Original Baby Boom town turns 60

By The Associated Press

Saturday, September 29, 2007 10:32 PM EDT

LEVITTOWN - In 1951, 7-year-old Louise Cassano couldn't imagine a better life than the one she lived in Levittown.
She would climb aboard her bicycle and ride past the rows of cookie-cutter homes. Fences didn't make better neighbors; there were no fences anywhere. Kids staged backyard campouts in makeshift tents. And nobody locked their front doors.

“It was an absolute ideal community,” said Cassano, whose love affair with Levittown never waned.

She still lives in the Long Island town dubbed by some as America's first suburb.

Cassano now qualifies as a senior citizen; Levittown is old enough to join AARP as well. She's among the organizers of a huge 60th birthday party for the Nassau County town, set for Sunday and featuring high school bands, floats, local groups, war veterans and the fire department.

Nearly two dozen original Levittown homeowners will serve as grand marshals.

It was October 1947 when William Jaird Levitt opened the first of what became 17,544 Cape Cod and ranch houses rising from blighted potato fields 40 miles east of New York City. The development gave thousands of post-World War II GIs the keys to their American Dream.

It was an instant success, widely chronicled and duplicated nationwide.

“Dad was a New York City fireman,” Cassano recalled. Like many of their neighbors, her parents “never in their life dreamed that they could own a home. When the opportunity arose ... they jumped at it.”

Those Cape Cods originally sold for $6,990. The ranch homes were slightly more expensive. Each house came with four rooms, a bath, an unfinished attic and amenities - steel kitchen cabinets, Bendix washer, GE refrigerator, Hotpoint electric range.

None had basements; excavations would have slowed the almost assembly-line construction.

Today, Cassano said, “you can't get a house in Levittown for less than $400,000.” Virtually all the original homes have been renovated, in some cases leaving the original structure nearly invisible.

“It's to the point they're almost McMansions,” said Polly Dwyer, president of the Levittown Historical Society.

A local Landmarks Preservation Commission designated a home at 52 Oaktree Lane as the best example of an original Levitt home, but even it now wears a coat of aluminum siding.

Levitt initially prohibited blacks from joining the suburban exodus. Thanks to Supreme Court edicts and the civil rights movement, minorities were eventually permitted to purchase homes, but Levittown remains a largely white community.

“I think black people were hurt and offended by the blatant rejection, and simply when given the opportunity, chose to go elsewhere,” said Barbara Kelly, former director of the Long Island Studies Institute at Hofstra and author of “Expanding the American Dream: Building and Rebuilding Levittown.”

Along with the homes, schools went up across town to accommodate the baby boom. Their names reflect the bygone era: Jonas Salk Elementary School, Gen. Douglas MacArthur High School. In those days, church dances, trips to the movies and the long since demolished roller rink on Hempstead Turnpike provided the hot social activities.

Levitt also allocated land for the construction of churches and built “village greens” that featured a grocery store, pharmacy and other shops - all within walking distance for moms, since their husbands typically drove the family car to work.
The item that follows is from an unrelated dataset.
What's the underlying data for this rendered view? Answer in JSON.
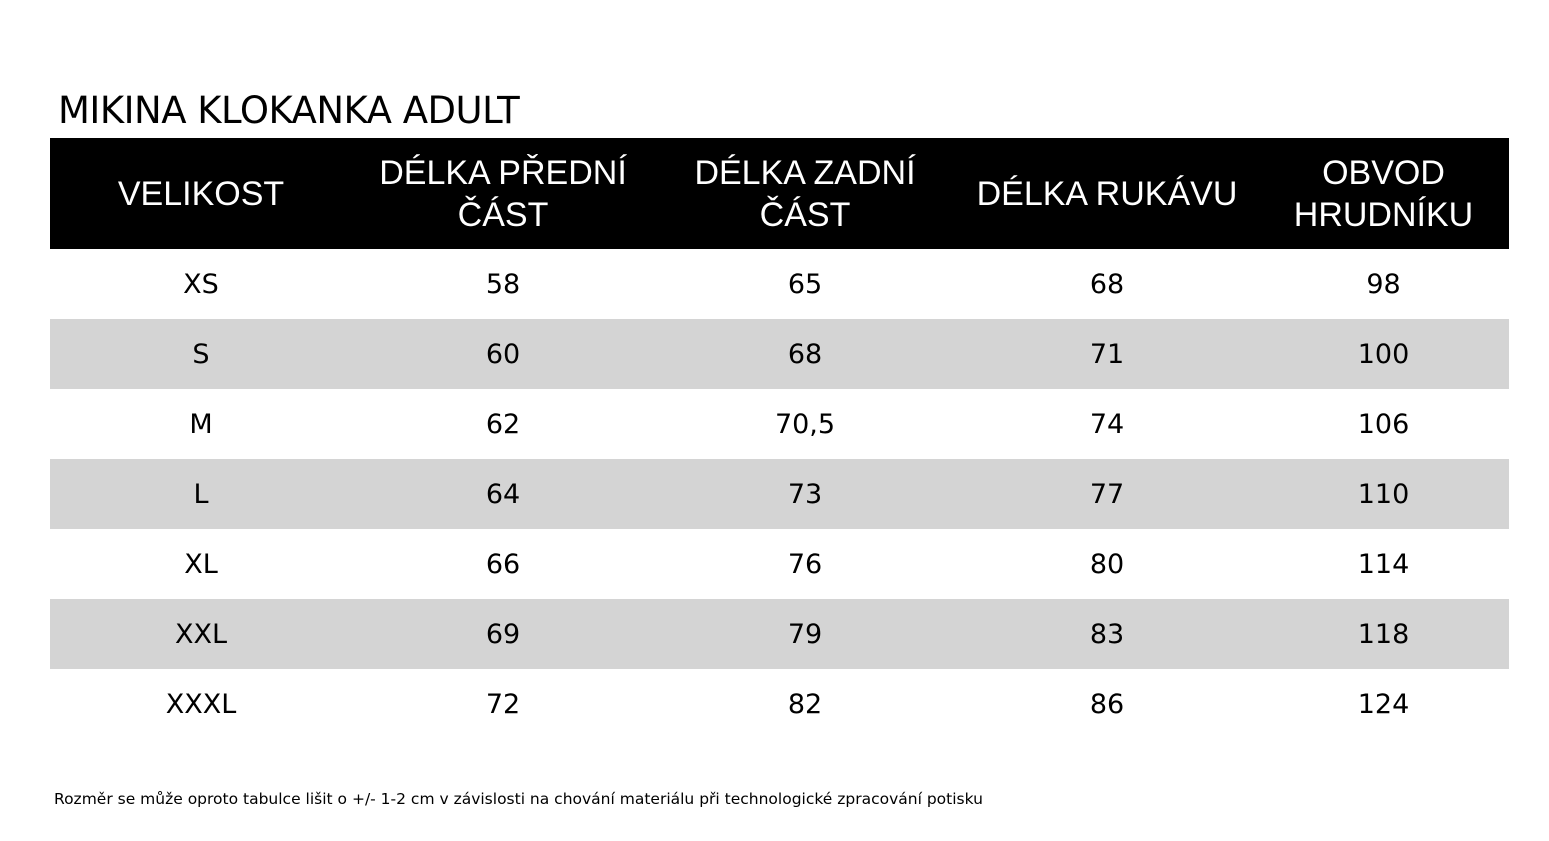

He also filled the town with nine community swimming pools and various Little League diamonds.

Cassano met her future husband, Mauro Cassano, a year after her 1961 high school graduation. They married in 1964 and later had two sons: Joseph lives nearby and sends his children to Levittown schools, while Andrew recently moved his family to North Carolina.

She has few memories of protests against the Vietnam War in Levittown, which she described as “very Republican” politically (the area remains a GOP stronghold). She did take to the streets in the 1970s, but the focus was more domestic.

“When the price of meat skyrocketed, we protested about the price of meat,” she said. “We picketed when the gasoline prices went up.”

She returned to school in the 1980s when her children were nearly grown, eventually earning a masters at New York Tech. After working as a reporter for a weekly newspaper for several years, she started her own public relations firm and later served as president of the chamber of commerce.

“There is a real genuine hometown feeling here and I think our generation was so involved and so enthusiastic about school, about the community,” Cassano said. “We were all - every one of us - was very involved in activities in school, and for that reason I think that we all feel that we did something in terms of community.”